Statescope_model.Refinement()
# You can run the refinement multiple times if desired
Statescope_model.Refinement()
The refined gene expression profiles for each cell type can be accessed:
gene_expression_profiles = Statescope_model.GEX # shape: [N_cell_types x N_genes]
print(gene_expression_profiles.head())
7. Cell State Discovery
To discover potential sub-states or subpopulations within each cell type, run:
Statescope_model.StateDiscovery()
After running state discovery, you can extract information about the discovered sub-states (loadings, etc.) from the model. The specific attributes and methods will depend on how Statescope organizes its results. For example:
loadings = Statescope_model.Loadings # Or relevant attribute
print(loadings)
(Make sure to check the Statescope documentation for more details on these attributes.)
8. Visualization
8.1 Visualizing Fractions
To quickly visualize the fraction matrix, you can use a heatmap function provided by Statescope:
from Statescope import Heatmap_Fractions
Heatmap_Fractions(Statescope_model)
This generates a heatmap of the cell-type fractions or scores across genes (or samples, depending on how your data is organized).
9. Summary
By following these steps, you will:
- Install and set up your environment.
- Load your bulk data (or use the provided test dataset).
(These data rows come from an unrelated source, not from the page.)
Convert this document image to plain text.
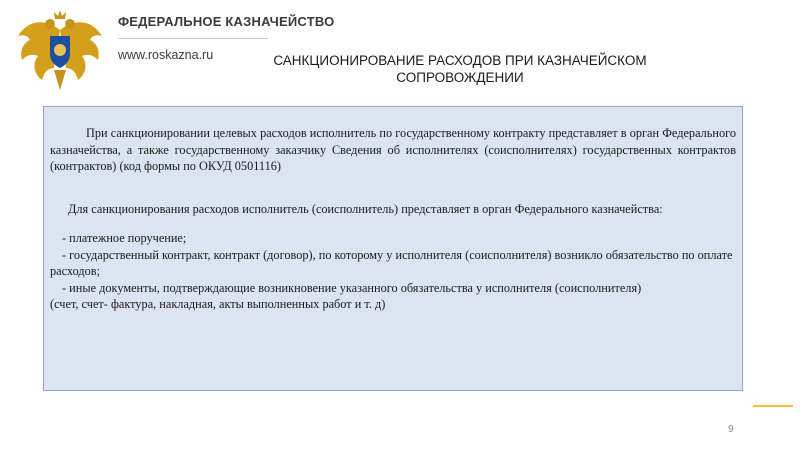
ФЕДЕРАЛЬНОЕ КАЗНАЧЕЙСТВО
www.roskazna.ru	САНКЦИОНИРОВАНИЕ РАСХОДОВ ПРИ КАЗНАЧЕЙСКОМ
СОПРОВОЖДЕНИИ

При санкционировании целевых расходов исполнитель по государственному контракту представляет в орган Федерального казначейства, а также государственному заказчику Сведения об исполнителях (соисполнителях) государственных контрактов (контрактов) (код формы по ОКУД 0501116)

Для санкционирования расходов исполнитель (соисполнитель) представляет в орган Федерального казначейства:

- платежное поручение;

- государственный контракт, контракт (договор), по которому у исполнителя (соисполнителя) возникло обязательство по оплате расходов;

- иные документы, подтверждающие возникновение указанного обязательства у исполнителя (соисполнителя)

(счет, счет- фактура, накладная, акты выполненных работ и т. д)

9
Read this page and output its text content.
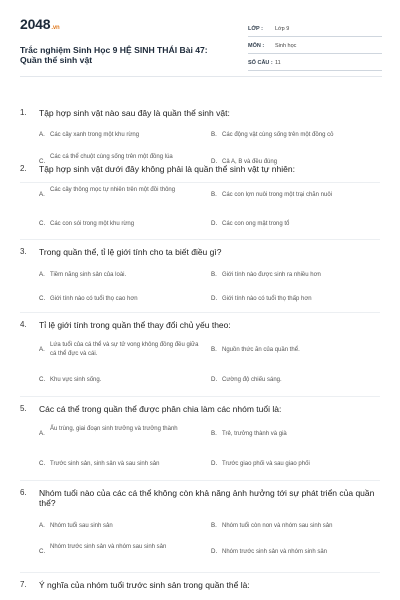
2048.vn
Trắc nghiệm Sinh Học 9 HỆ SINH THÁI Bài 47: Quần thể sinh vật
LỚP : Lớp 9
MÔN : Sinh học
SỐ CÂU : 11
1. Tập hợp sinh vật nào sau đây là quần thể sinh vật:
A. Các cây xanh trong một khu rừng	B. Các động vật cùng sống trên một đồng cỏ
C.
Các cá thể chuột cùng sống trên một đồng lúa
D. Cả A, B và đều đúng
2. Tập hợp sinh vật dưới đây không phải là quần thể sinh vật tự nhiên:
A.
Các cây thông mọc tự nhiên trên một đồi thông
B. Các con lợn nuôi trong một trại chăn nuôi
C. Các con sói trong một khu rừng	D. Các con ong mật trong tổ
3. Trong quần thể, tỉ lệ giới tính cho ta biết điều gì?
A. Tiềm năng sinh sản của loài.	B. Giới tính nào được sinh ra nhiều hơn
C. Giới tính nào có tuổi thọ cao hơn	D. Giới tính nào có tuổi thọ thấp hơn
4. Tỉ lệ giới tính trong quần thể thay đổi chủ yếu theo:
A.
Lứa tuổi của cá thể và sự tử vong không đồng đều giữa cá thể đực và cái.
B. Nguồn thức ăn của quần thể.
C. Khu vực sinh sống.	D. Cường độ chiếu sáng.
5. Các cá thể trong quần thể được phân chia làm các nhóm tuổi là:
A.
Ấu trùng, giai đoạn sinh trưởng và trưởng thành
B. Trẻ, trưởng thành và già
C. Trước sinh sản, sinh sản và sau sinh sản	D. Trước giao phối và sau giao phối
6. Nhóm tuổi nào của các cá thể không còn khả năng ảnh hưởng tới sự phát triển của quần thể?
A. Nhóm tuổi sau sinh sản	B. Nhóm tuổi còn non và nhóm sau sinh sản
C.
Nhóm trước sinh sản và nhóm sau sinh sản
D. Nhóm trước sinh sản và nhóm sinh sản
7. Ý nghĩa của nhóm tuổi trước sinh sản trong quần thể là:
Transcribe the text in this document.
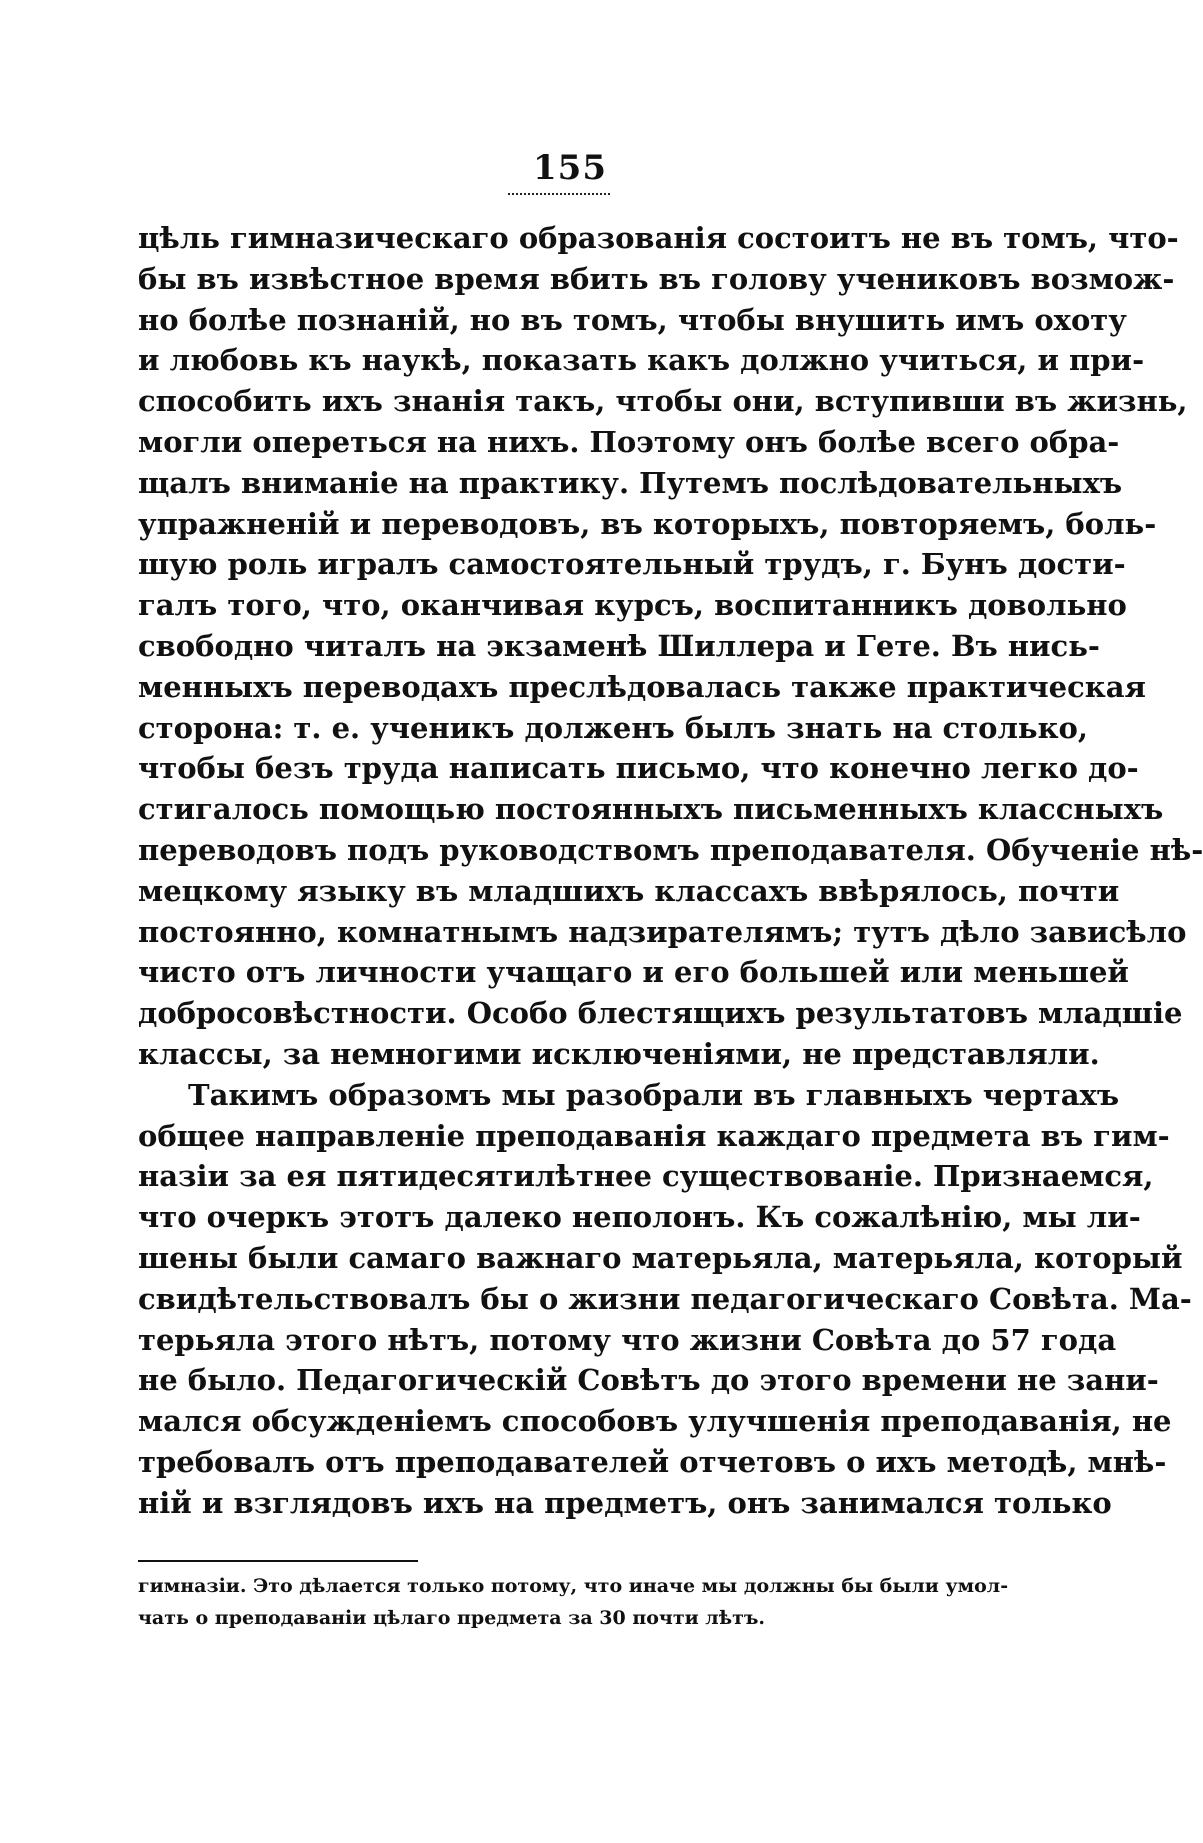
155
цѣль гимназическаго образованія состоитъ не въ томъ, что-
бы въ извѣстное время вбить въ голову учениковъ возмож-
но болѣе познаній, но въ томъ, чтобы внушить имъ охоту
и любовь къ наукѣ, показать какъ должно учиться, и при-
способить ихъ знанія такъ, чтобы они, вступивши въ жизнь,
могли опереться на нихъ. Поэтому онъ болѣе всего обра-
щалъ вниманіе на практику. Путемъ послѣдовательныхъ
упражненій и переводовъ, въ которыхъ, повторяемъ, боль-
шую роль игралъ самостоятельный трудъ, г. Бунъ дости-
галъ того, что, оканчивая курсъ, воспитанникъ довольно
свободно читалъ на экзаменѣ Шиллера и Гете. Въ нись-
менныхъ переводахъ преслѣдовалась также практическая
сторона: т. е. ученикъ долженъ былъ знать на столько,
чтобы безъ труда написать письмо, что конечно легко до-
стигалось помощью постоянныхъ письменныхъ классныхъ
переводовъ подъ руководствомъ преподавателя. Обученіе нѣ-
мецкому языку въ младшихъ классахъ ввѣрялось, почти
постоянно, комнатнымъ надзирателямъ; тутъ дѣло зависѣло
чисто отъ личности учащаго и его большей или меньшей
добросовѣстности. Особо блестящихъ результатовъ младшіе
классы, за немногими исключеніями, не представляли.
Такимъ образомъ мы разобрали въ главныхъ чертахъ
общее направленіе преподаванія каждаго предмета въ гим-
назіи за ея пятидесятилѣтнее существованіе. Признаемся,
что очеркъ этотъ далеко неполонъ. Къ сожалѣнію, мы ли-
шены были самаго важнаго матерьяла, матерьяла, который
свидѣтельствовалъ бы о жизни педагогическаго Совѣта. Ма-
терьяла этого нѣтъ, потому что жизни Совѣта до 57 года
не было. Педагогическій Совѣтъ до этого времени не зани-
мался обсужденіемъ способовъ улучшенія преподаванія, не
требовалъ отъ преподавателей отчетовъ о ихъ методѣ, мнѣ-
ній и взглядовъ ихъ на предметъ, онъ занимался только
гимназіи. Это дѣлается только потому, что иначе мы должны бы были умол-
чать о преподаваніи цѣлаго предмета за 30 почти лѣтъ.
- Initialize Statescope with the appropriate
TumorType
. - Perform Deconvolution to estimate cell-type fractions.
- Refine those estimates for improved accuracy.
- Discover sub-states (cell state discovery).
- Visualize your results through heatmaps and other methods.
Feel free to adjust the code to fit your data structure, directory organization, or specific analysis needs. For more advanced usage, please consult the official Statescope documentation or check additional examples in the repository.